Sometimes one camera is not enough and you want to work with 2 or more cameras in a scene. This tutorial will teach you how to switch between cameras during an animation in Blender.
If you’ve ever put on the director’s shoes and want to showcase your new animation with awesome cinematography, you may have come across a small problem: how do I cut to the next camera in this animation? And how do I switch back and forth 2 different cameras for this shot of 2 people having a conversation? You’ve probably approached this in one of 2 ways:
- Render your animation in 1 camera angle. Once the rendering is done to the point where you want the switch to occur, re-position your camera in another angle and continue to render from that. There will be a lot of stop render, start render, stop render, start render, especially if it is a dialogue shot.
- Manually animate the 1 camera. At the point where you want the switch to occur, you animate the same camera to quickly to move to the next angle. This way, you don’t have to do partial rendering like in 1 and you can just render it straight out and edit it later on in a video editor to remove the quick switch frames.
I used to follow the latter method. But I stumbled across an issue. I enabled motion blur in Cycles. This created a big issue actually. At the point where I animate the camera to quickly move to the next angle, there was tons of motion blurring going on. This added a HUGE amount to the rendering times. I mean, it took FOREVER to render that 1 frame where the switch happened. Then I realized there was a better way..
Here are the steps to do camera switching in Blender:
- You can use your own Blender scene, but I’m going to start with the default scene. Add in another camera (Shift+A -> Add -> Camera). You should have 2 cameras in your scene. Position each of the cameras to have 2 different angles. One could be a mid-shot of the cube, the other a low-angle close-up shot of the cube.

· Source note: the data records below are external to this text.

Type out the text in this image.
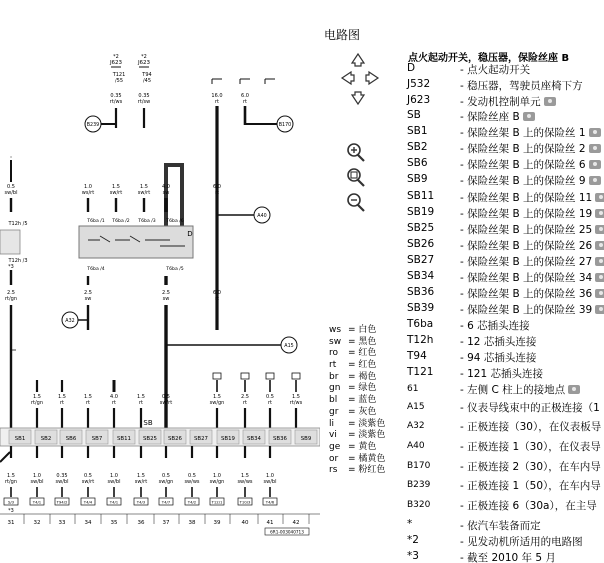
电路图
*2
J623
T121
/55
0.35
rt/ws
*2
J623
T94
/45
0.35
rt/sw
16.0
rt
6.0
rt
B239	B170
0.5
sw/bl
1.0
ws/rt
1.5
sw/rt
1.5
sw/rt
4.0
sw
6.0
rt
·
A40
T12h /5
T12h /3
*3
D
T6ba /1 T6ba /2 T6ba /3 T6ba /6
T6ba /4	T6ba /5
2.5
rt/gn
2.5
sw
2.5
sw
6.0
rt
A32
A15
1.5
rt/gn
1.5
rt
1.5
rt
4.0
rt
1.5
rt
0.5
sw/rt
1.5
sw/gn
2.5
rt
0.5
rt
1.5
rt/ws
SB
SB1	SB2	SB6	SB7	SB11 SB25 SB26 SB27 SB19 SB34 SB36	SB9
1.5
rt/gn
S/3
1.0
sw/bl
T4/1
0.35
sw/bl
T94/2
0.5
sw/rt
T4/4
1.0
sw/bl
T4/1
1.5
sw/rt
T4/3
0.5
sw/gn
T4/7
0.5
sw/ws
T4/2
1.0
sw/gn
T12/1
1.5
sw/ws
T10/3
1.0
sw/bl
T4/6
*3
31	32	33	34	35	36	37	38	39	40	41	42
6R1-003040713
点火起动开关，稳压器，保险丝座 B
D	- 点火起动开关
J532	- 稳压器，驾驶员座椅下方
J623	- 发动机控制单元
SB	- 保险丝座 B
SB1	- 保险丝架 B 上的保险丝 1
SB2	- 保险丝架 B 上的保险丝 2
SB6	- 保险丝架 B 上的保险丝 6
SB9	- 保险丝架 B 上的保险丝 9
SB11 - 保险丝架 B 上的保险丝 11
SB19 - 保险丝架 B 上的保险丝 19
SB25 - 保险丝架 B 上的保险丝 25
SB26 - 保险丝架 B 上的保险丝 26
SB27 - 保险丝架 B 上的保险丝 27
SB34 - 保险丝架 B 上的保险丝 34
SB36 - 保险丝架 B 上的保险丝 36
SB39 - 保险丝架 B 上的保险丝 39
T6ba	- 6 芯插头连接
T12h	- 12 芯插头连接
T94	- 94 芯插头连接
T121	- 121 芯插头连接
61	- 左侧 C 柱上的接地点
A15	- 仪表导线束中的正极连接（1
A32	- 正极连接（30），在仪表板导
A40	- 正极连接 1（30），在仪表导
B170	- 正极连接 2（30），在车内导
B239	- 正极连接 1（50），在车内导
B320	- 正极连接 6（30a），在主导
*	- 依汽车装备而定
*2	- 见发动机所适用的电路图
*3	- 截至 2010 年 5 月
ws = 白色
sw = 黑色
ro = 红色
rt = 红色
br = 褐色
gn = 绿色
bl = 蓝色
gr = 灰色
li = 淡紫色
vi = 淡紫色
ge = 黄色
or = 橘黄色
rs = 粉红色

- In the timeline, we’re going to add markers where the switch will happen. Add a marker by hovering your mouse inside the timeline and pressing M.
- Go to another frame and add another marker by pressing M again. This is the part of the animation where the switch will happen.
- Select the first marker by right-clicking the first marker.
- Now select a camera in the 3D view.
- We’re going to bind this camera with the selected marker and switch cameras at this point. Hover your mouse in the timeline again and press Ctrl+B to bind.
- Now select the next marker and the other camera.
- Bind this camera with the selected marker by hovering over the timeline and pressing Ctrl+B.
- Playback your animation and you should see your camera switch where you added the markers.
If you have a dialogue shot between 2 characters, you probably just want to switch between the 2 cameras a couple of times in the same scene. Instead of creating more markers and binding them again, you can just duplicate the existing markers as this is much quicker and pain-free. Just select the marker where you want the camera to switch back to (Camera 1 for example), and press Shift+D to duplicate the marker. Move the marker past the 2nd marker (where Camera 2 is binded) and place it somewhere. You should see that your camera switches back again (from Camera 2 to Camera 1 again).
This method of camera switching is the best and most efficient way to switch cameras in Blender. You can animate your camera movements such as zooming in and out. The switch will still occur wherever you place the markers in the timeline. This works well for more than 2 cameras. Just keep making more markers and binding the cameras with Ctrl+B.